Consumerism and Biopharma Investing
Conference 2018
Stacey Seltzer, a Partner at Aisling and Wharton MBA alum, discusses her views on investing in biopharma and how the consumerism trend is affecting their business.
Pulse: What do you look for when investing in biopharma?
SS: First, I look at the management team. Having a good management team is essential when investing in any company, especially in life sciences. Sometimes there is a lot of focus on the asset itself and whether it can get through the clinical trial process. But, strong execution on a clinical development plan is critical, and you need strategic skills when negotiating deals or when taking a company public. The company needs to have a good asset but there also needs to be a good management team to bring the asset to the community. I assess a management team over time in terms of their ability to present, think strategically and execute.
It is also important to think about the clinical and regulatory risk. I typically invest in clinical stage assets, so it is important to understand the true clinical and regulatory risks. When I came to the industry, I thought FDA decisions would be black and white, but there are a lot of judgment calls. You need to anticipate the questions they will ask so you can address them.
Pulse: How have you seen biopharma adapt to the increasingly consumer driven environment in healthcare?
SS: This can come through in several ways. One is through marketing and sales. There is a lot of emphasis on marketing to patients through direct to consumer channels beyond the TV ads you see. When a big pharma company is thinking about acquiring a company, they look not only at how the physician would view the drug, but also how the patient would view it. Lifestyle drugs and aesthetic therapies have become very big markets. Many big companies think about this space because there’s a big market for self-pay products – e.g, those that are not covered by insurance but that patients think are valuable. Plastic surgery, weight loss, and ophthalmology are big piece of the industry even though they have a big self-pay component.
Consumerism is also very prevalent in rare and orphan diseases. Patients have a louder voice in these areas. Ten years ago, you wouldn’t have thought this would be the case, but the trend now is for patients (and caregivers) to advocate for themselves through foundations and patient advocacy groups. They also advocate to the FDA for a streamlined path to approval. Over the past few years, the FDA has listened to patient advocacy groups and worked creatively to get these drugs to market in a more streamlined fashion, but the pendulum could always swing back to require more rigorous trials.
Pulse: How do biopharma companies think about managing the different stakeholders they interact with, such as the patient, physician, and payer?
SS: Market analysis needs to involve multiple stakeholders, including physicians and patient advocacy groups. This is especially true in rare disease. Advocacy groups can move markets. They can help facilitate identifying and enrolling patients in clinical trials faster. As small biotech companies are developing their strategic plans, understanding this is important.
Reimbursement is also important to understand. It is not automatic to get attractive reimbursement rate; now, drugs need to be differentiated and show how they improve life for the patients. Companies now need to do market research to convince investors and potential acquirers that a product will get reimbursed in an attractive way so the commercial potential can be realized.
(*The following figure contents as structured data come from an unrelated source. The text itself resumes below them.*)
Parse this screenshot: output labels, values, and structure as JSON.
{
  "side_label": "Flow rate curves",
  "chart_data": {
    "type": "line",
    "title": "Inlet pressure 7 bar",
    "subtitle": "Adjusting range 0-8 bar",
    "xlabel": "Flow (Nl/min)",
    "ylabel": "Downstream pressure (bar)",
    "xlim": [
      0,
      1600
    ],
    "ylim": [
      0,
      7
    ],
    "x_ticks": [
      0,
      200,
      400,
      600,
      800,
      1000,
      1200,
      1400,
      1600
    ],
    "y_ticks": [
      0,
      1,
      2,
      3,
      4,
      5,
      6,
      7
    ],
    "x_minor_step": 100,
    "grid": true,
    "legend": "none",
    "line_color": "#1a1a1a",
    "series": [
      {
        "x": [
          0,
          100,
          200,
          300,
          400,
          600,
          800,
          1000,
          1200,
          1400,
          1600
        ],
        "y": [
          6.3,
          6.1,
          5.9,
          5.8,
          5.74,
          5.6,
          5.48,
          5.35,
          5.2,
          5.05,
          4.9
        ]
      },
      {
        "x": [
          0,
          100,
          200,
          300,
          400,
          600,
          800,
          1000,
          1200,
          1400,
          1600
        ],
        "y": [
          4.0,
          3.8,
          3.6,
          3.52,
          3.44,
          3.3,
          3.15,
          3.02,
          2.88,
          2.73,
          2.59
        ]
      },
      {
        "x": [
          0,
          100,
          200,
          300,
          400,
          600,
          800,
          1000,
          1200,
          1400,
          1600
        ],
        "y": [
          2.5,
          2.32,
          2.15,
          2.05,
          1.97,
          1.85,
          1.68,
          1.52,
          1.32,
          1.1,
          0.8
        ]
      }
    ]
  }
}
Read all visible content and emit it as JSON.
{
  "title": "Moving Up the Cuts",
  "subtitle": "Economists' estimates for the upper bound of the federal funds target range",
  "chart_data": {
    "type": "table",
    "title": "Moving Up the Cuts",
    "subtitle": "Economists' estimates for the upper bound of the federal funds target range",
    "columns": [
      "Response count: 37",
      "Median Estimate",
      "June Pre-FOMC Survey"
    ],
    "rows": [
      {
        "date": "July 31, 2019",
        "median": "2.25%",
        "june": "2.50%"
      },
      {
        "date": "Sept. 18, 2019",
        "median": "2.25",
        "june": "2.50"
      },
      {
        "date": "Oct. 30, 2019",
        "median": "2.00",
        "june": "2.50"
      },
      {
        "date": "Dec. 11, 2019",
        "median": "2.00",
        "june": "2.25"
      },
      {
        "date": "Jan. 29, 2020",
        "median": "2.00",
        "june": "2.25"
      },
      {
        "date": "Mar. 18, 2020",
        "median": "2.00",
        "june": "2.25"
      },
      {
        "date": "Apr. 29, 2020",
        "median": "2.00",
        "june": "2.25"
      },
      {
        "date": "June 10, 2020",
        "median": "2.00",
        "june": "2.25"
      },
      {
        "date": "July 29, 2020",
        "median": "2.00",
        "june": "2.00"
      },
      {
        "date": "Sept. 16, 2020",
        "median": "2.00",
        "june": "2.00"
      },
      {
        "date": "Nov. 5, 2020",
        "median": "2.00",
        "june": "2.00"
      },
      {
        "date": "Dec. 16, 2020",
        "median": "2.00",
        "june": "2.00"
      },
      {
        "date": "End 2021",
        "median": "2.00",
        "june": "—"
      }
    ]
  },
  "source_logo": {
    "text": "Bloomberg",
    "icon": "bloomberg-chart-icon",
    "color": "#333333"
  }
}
Pulse: What advice do you have for people looking to get in to venture capital?
SS: Many firms value higher degrees, particularly PhDs and MDs for both early and late stage investments. MBAs are also valued, but having some background in science is important because the job requires scientific and clinical rigor. Another part of the job to is assess the potential assets of the company, and strong business experience helps with that. Spending time in industry helps in the long run because you have a better understanding of the buyer and seller perspective. You have a mindset to think about where the company can ultimately end up and you can relate to the management team to understand their day to day. It’s also helpful to have startup experience or buyside experience to put yourself in the mindset of the buyer.